Philipp: 09.00 Uhr morgens im Duschcamp: Während wir uns ausziehen, quasseln ein Banger und ich über die Qualitäten von Blaze Bayley (IRON MAIDEN-verwandte Themen sind zu jeder Tageszeit und parallel zu jedweder Tätigkeit relevant). Der Typ erkennt mich plötzlich und lobt VLADIMIR HARKONNEN für den seiner Meinung nach gelungenen Gig als Support von FLOTSAM AND JETSAM. Diesen Teil des Gesprächs führen wir dann schon, als wir uns splitternackt gegenüberstehen. Irgendwie schon ein waschechter Loriot-Moment, nur ohne Streit.

Bilder von Jan ML folgen.


SATAN’S FALL


Philipp: Finnischer Speed Metal steht als Vorspeise auf dem morgendlichen Menu. SATAN’S FALL sind eine der wenigen Bands des diesjährigen Billings, die mir noch gar nichts sagen, aber die Beschreibung klingt unwiderstehlich, außerdem haben UNDERGROUND POWER Material von denen veröffentlicht, was im Grunde bereits Garant für eine gewisse Qualität bedeutet. Der Besuch lohnt sich in der Tat! Neben Speed Metal würde ich als weiteren stilistischen Einfluss die NWOBHM zählen, im Laufe des Sets blitzen zudem Bandnamen wie SATAN, VIRTUE, ANGEL WITCH, aber auch MERCYFUL FATE und JUDAS PRIEST durch mein Hirn.
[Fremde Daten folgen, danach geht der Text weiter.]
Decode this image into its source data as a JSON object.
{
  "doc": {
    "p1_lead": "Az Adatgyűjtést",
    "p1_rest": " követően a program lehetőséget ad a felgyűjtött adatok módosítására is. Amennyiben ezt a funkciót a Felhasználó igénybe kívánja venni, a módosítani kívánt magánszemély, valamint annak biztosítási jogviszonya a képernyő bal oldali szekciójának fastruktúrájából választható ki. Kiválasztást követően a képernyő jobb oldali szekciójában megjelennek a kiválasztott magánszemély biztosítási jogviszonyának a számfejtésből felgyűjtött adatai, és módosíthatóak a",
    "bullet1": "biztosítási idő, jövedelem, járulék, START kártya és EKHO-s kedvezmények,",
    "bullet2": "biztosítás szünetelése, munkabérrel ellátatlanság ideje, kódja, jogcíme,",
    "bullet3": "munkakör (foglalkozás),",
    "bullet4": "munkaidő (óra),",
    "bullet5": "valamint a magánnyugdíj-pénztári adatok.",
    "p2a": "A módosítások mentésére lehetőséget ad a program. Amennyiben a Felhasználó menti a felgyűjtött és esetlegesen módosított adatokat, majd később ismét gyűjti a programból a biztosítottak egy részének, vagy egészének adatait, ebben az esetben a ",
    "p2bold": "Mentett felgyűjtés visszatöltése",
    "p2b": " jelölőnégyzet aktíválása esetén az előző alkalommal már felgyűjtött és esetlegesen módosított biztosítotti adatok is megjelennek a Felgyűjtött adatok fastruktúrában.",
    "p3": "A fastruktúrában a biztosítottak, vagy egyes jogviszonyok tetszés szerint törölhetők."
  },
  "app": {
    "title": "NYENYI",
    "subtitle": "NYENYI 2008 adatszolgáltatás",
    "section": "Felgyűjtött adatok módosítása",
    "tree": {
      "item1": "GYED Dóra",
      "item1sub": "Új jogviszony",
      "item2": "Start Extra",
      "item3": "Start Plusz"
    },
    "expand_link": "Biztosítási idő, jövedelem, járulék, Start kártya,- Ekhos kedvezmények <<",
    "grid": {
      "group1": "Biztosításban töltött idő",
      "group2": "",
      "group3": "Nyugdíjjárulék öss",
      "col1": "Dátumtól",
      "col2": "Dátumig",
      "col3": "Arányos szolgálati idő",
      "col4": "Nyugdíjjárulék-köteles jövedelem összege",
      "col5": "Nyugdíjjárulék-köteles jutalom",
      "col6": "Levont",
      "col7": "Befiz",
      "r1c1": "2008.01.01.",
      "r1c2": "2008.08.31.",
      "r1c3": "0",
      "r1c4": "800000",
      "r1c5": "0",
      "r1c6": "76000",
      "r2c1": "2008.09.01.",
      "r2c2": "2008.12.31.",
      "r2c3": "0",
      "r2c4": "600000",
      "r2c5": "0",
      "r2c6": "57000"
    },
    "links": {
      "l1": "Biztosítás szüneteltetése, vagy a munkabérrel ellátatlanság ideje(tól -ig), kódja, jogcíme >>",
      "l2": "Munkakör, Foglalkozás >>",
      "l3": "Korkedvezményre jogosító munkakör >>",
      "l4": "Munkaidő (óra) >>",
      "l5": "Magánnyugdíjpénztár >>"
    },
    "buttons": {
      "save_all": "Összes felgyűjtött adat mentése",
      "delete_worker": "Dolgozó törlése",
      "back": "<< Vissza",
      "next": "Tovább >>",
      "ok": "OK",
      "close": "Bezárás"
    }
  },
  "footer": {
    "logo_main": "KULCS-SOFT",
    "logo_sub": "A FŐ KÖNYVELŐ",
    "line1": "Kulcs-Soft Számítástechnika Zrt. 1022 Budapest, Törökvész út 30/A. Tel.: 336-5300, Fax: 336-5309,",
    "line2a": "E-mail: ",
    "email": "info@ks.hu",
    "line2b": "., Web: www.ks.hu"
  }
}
Da geht der bereits prall gefüllte Garten automatisch steil, zu diesem Sound recken sich True-Metal-Fäuste fast von selbst, auch wenn deren Besitzer*innen noch etwas müde erst am dritten Bier nuckeln. Die Band hat übrigens eine super Optik, die ich gar nicht näher zu beschreiben brauche – junge Typen, die echten Metal zocken und halt wissen, was sich gehört. Geiler Opener!


WARRANT

Philipp: Mit dem Comeback-Album „Metal Bridge“ konnten WARRANT meiner Meinung nach nicht ganz an die Klasse ihrer 80er Scheiben anschließen. Live wird endgültig deutlich, dass die neuen Nummern nicht mit den Stücken von „The Enforcer“ und „First Strike“ mithalten können und hier die Stimmung auch immer leicht absackt. Trotzdem macht der Auftritt natürlich wie immer Laune, zumal Besucher*innen, die gestrickt sind wie Siggi Sick, mit Showelementen wie dem Henkerbeil schwingenden Maskottchen („Wollt ihr noch einmal den Enforcer sehen?“) oder einer strippenden Nonne („Ich sagte ja mal: ‘Nuns have no fun‘, da habe ich mich offenbar geirrt“) zusätzlich weich gemacht werden. Wie Jörg Juraschek das immer in seinem zugeknöpften (!) Ledermantel aushält, bleibt ein Rätsel.  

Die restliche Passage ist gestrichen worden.